Dominic became convinced that he was called by God to go to England for the purposes of its conversion back to the Catholic Religion. He wrote in his diary in 1813, "I was on my knees before God, praying and beseeching Him to provide for the necessities of the Church, when I heard an interior voice, which told me.... I was destined to announce the truths of the Gospel and to bring stray sheep back to the way of salvation" After much difficulty, he persuaded his religious superiors to allow him to go to England to establish a Passionist Monastery in that land. He arrived in 1841 and in 1842 established a house in Ashton in Staffordshire. He prayed constantly and begged others to pray for the conversion of England.

Initially, however, he met with no visible success. In the streets he often was pelted with mud, hit and kicked, and called names such a "the stuttering papist" and the "Demon Friar" Like all Passionists, he went about barefoot and physically he was ugly and ungainly in appearance, all of which lent itself to his being disdained. Catholics themselves often mistrusted him as a foreigner who spoke imperfect English, and the Protestants, once they knew he had come to convert them, treated him with scorn and persecution.

Ironically, when Newman was still a Protestant, he once wrote about Catholics, "If they want to convert England, let them go barefooted into our manufacturing towns...let them be pelted and trampled on and then I will own that they can do what we cannot."

Newman’s Words

Blessed Dominic Barberi fasted often and was visibly a priest who loved an ascetic lifestyle (as did Newman himself). Perhaps it was that which began to attract Newman to him and why Newman chose to go to him for his entry into the Catholic Church.
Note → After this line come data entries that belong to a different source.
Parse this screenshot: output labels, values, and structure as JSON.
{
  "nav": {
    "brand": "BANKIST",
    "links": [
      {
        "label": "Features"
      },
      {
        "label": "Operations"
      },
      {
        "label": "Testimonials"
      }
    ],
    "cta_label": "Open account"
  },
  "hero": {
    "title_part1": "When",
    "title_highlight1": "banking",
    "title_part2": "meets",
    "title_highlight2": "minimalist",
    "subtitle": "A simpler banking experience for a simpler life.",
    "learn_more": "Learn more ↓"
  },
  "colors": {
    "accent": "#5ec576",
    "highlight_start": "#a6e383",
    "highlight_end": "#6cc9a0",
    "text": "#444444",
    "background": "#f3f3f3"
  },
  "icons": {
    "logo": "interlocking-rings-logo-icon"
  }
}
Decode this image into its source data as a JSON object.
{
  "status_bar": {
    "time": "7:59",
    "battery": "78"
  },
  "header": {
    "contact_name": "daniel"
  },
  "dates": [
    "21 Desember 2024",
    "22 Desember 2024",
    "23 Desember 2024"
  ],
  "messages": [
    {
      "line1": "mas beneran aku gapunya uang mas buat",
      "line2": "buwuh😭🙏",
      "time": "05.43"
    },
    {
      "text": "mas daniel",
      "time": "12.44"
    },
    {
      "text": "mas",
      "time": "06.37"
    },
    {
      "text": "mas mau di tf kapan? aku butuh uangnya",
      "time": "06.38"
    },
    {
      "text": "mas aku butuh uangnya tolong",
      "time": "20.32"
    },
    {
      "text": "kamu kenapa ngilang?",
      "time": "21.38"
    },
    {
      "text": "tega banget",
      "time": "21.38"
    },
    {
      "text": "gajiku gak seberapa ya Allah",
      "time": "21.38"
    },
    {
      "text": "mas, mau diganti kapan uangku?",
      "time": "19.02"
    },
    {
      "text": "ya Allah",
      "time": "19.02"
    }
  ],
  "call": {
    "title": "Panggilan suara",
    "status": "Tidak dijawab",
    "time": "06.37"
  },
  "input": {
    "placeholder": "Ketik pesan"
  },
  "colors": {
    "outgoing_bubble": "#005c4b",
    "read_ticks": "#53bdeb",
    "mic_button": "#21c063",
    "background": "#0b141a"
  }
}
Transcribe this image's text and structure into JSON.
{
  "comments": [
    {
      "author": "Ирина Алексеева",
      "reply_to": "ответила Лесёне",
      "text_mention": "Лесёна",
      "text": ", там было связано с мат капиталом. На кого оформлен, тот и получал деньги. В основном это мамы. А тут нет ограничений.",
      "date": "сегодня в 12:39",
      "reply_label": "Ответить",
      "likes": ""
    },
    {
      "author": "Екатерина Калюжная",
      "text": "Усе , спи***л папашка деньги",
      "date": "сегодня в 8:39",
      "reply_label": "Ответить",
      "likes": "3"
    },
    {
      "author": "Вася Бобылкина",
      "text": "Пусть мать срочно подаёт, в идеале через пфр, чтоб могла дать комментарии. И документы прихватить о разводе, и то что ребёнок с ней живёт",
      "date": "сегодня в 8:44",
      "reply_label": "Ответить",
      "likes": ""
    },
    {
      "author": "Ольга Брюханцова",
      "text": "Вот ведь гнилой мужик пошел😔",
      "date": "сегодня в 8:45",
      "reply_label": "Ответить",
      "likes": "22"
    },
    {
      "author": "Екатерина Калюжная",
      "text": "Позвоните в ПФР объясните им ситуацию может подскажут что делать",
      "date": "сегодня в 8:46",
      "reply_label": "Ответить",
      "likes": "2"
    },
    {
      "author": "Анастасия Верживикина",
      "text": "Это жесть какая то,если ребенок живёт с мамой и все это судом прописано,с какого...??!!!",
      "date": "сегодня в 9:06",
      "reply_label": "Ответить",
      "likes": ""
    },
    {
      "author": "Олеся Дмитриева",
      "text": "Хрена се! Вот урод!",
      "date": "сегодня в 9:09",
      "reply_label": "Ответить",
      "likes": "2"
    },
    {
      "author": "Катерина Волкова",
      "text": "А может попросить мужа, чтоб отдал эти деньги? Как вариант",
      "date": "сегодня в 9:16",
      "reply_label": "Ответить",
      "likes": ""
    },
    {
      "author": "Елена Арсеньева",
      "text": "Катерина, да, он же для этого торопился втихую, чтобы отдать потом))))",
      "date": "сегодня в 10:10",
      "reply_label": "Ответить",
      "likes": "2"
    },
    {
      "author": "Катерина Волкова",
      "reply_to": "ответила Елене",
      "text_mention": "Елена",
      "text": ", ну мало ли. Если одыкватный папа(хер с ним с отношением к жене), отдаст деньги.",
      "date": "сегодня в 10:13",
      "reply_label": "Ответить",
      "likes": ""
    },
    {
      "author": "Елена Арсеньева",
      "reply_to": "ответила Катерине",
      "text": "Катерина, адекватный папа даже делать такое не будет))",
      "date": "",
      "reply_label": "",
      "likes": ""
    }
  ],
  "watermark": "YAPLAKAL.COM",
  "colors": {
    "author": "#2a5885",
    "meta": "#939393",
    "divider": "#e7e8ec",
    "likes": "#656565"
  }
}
Newman wrote about him, "Father Dominic was a marvelous missioner and preacher, filled with zeal. He had a great part in my conversion and that of others. His very look had about it something holy. When his form came within sight, I was moved to the depths in the strangest way. The gaiety and the affability of his manner in the midst of all his sanctity was in itself a holy sermon. No wonder that I became his convert and his penitent. He was Dominic of the Mother of God, a great lover of England."

Dominic only lived for four more years after he received Newman into the Church on October 9, 1845. He was on a train in England on Friday, August 27, 1849, on his way to another Passionist House when he collapsed with a heart attack. The passengers, thinking he had cholera, insisted that he get off the train, which he did despite excruciating pain. A kindly medical doctor saw him and helped him into a nearby train station. All the while Dominic kept saying "Thy will be done". He died that very afternoon. He was 58 years old. He was beatified on October 27, 1963.

Famous Letter

Apart from his bringing Newman into the Catholic Church, probably his most famous act, Dominic is also known for his public letter "To the Professors of Oxford", welcoming their Catholic spirit in the "Oxford Movement", but telling them with powerful arguments that they can only achieve what God wants for them by coming into full communion with the See of Rome and obedience to the Pope. Blessed John Henry Newman and Blessed Dominic Barberi, pray for us!